Latitude: 51.5285 / 51°31'42"N
Longitude: -0.1094 / 0°6'33"W
OS Eastings: 531243
OS Northings: 182761
OS Grid: TQ312827
Mapcode National: GBR M6.L7
Mapcode Global: VHGQT.2V03
Plus Code: 9C3XGVHR+C6
Entry Name: Windmill base, New River Head
Listing Date: 29 December 1950
Last Amended: 26 September 2013
Grade: II
Source: Historic England
Source ID: 1208526
English Heritage Legacy ID: 369260
ID on this website: 101208526
Location: Finsbury, Islington, London, EC1R
County: London
District: Islington
Electoral Ward/Division: Clerkenwell
Parish: Non Civil Parish
Built-Up Area: Islington
Traditional County: Middlesex
Lieutenancy Area (Ceremonial County): Greater London
Church of England Parish: Clerkenwell St Mark
Church of England Diocese: London
Tagged with: Windmill
Base of windmill built 1707-8 to power water pumps. Tower demolished c1770 and in mid-C19, when the structure was converted to a store.
MATERIALS: red brick laid in English bond with numerous areas of C20 patching and repair where attached structures have been removed; clay tile roof.
DESCRIPTION: the windmill base is approximately 12m in diameter, with a blocked segmental-arched entrance on the north face. The later entrance to the south-west has a timber lintel and double doors with strap hinges. The conical roof has a small circular lantern to the apex. The interior has no surviving features of interest.
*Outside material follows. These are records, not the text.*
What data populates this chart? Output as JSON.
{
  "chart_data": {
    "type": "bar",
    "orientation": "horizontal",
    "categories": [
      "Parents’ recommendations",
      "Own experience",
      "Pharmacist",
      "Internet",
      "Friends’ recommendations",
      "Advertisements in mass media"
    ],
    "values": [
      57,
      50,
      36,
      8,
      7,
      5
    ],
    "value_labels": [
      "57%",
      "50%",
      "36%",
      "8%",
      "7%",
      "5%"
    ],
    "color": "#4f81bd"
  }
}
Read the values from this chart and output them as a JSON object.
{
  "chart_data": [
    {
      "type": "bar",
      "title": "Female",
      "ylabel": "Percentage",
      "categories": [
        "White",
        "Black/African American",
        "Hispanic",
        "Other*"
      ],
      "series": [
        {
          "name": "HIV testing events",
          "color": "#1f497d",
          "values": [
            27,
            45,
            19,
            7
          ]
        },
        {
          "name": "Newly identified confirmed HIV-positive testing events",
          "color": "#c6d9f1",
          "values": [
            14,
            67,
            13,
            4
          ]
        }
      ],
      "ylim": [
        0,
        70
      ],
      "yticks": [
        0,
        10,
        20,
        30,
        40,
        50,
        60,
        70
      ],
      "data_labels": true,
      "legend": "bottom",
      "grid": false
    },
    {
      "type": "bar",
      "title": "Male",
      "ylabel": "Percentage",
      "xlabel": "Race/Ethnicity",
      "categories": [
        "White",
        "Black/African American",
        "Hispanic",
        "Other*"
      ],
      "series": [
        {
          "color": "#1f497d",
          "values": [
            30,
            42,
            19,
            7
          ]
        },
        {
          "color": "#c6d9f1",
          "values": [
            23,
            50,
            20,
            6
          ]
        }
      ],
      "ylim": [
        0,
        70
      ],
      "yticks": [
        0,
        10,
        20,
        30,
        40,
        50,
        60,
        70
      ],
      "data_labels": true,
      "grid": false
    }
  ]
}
The New River Head takes its name from the terminus of the New River, the 40-mile channel cut in 1604-3 to supply the City of London with water from springs in Hertfordshire, a civil engineering achievement vital to the development of the metropolis. The scheme was directed by the City magnate, Hugh Myddelton, who became the first Governor of the New River Company (NRC) when it received its royal charter in 1619. From the high ground of rural Clerkenwell a network of wooden mains conveyed water to the cisterns of London. The site at first consisted of a reservoir - the Round Pond - and a single building known as the Water House containing the stop-cocks and accommodation for the site supervisor; over time these were supplemented by further buildings, ponds, cisterns and filter beds, covering seven acres.
In response to the demand for water supply to the expanding metropolis and strong competition from other companies, the NRC engaged George Sorocold, the first great English water-supply engineer, who in 1707-8 designed an experimental and expensive scheme for a windmill and an upper reservoir. The latter, known as the Upper Pond, stood some 350m to the north-west of the windmill in what is now Claremont Square, the higher ground providing a greater head of pressure to enable distribution to more distant areas in and around the West End. The windmill powered four pumps to force water uphill from the Round Pond to the Upper Pond. It consisted of a tapering round brick tower, then rare in England, with oval windows, an ogee cap, and six sails. At the base was an integral horse gin for use when there was little wind. The windmill did not work well, possibly due to its sheltered position, and was abandoned in 1720. Nor was the base large enough to serve well for the horse gin, and a new horse mill was built c1720 adjoining the defunct windmill on the south-east side, which supplied the Upper Pond until 1768 when the pumping engine house was built. In addition to the horse mill, the windmill had a small attached structure to the south-west side which appears on C18 maps. Around 1770 the windmill tower was reduced to two storeys and castellated, and by the mid-C19 it had been demolished down to the base and converted into a store. By 1874 the adjoining structures had been removed and replaced by a more substantial building on the south-east side, which was linked to the engine house's south-west boiler room. These structures were removed in the 1970s.
The windmill base, New River Head, is listed at Grade II for the following principal reasons:
* Historic interest and rarity: although representing only a small proportion of the original structure, it has considerable significance as evidence of the earliest phase of powered pumping on the New River Head site; there are no known surviving comparators within a waterworks nationally;
* Group value: with several listed buildings on the site built by the New River Company and its successor the Metropolitan Water Board from the C18 to the early C20; most notably the former engine house which continues the narrative of rapid technological advance and obsolescence in the water-supply industry; such a grouping is unique on a waterworks site.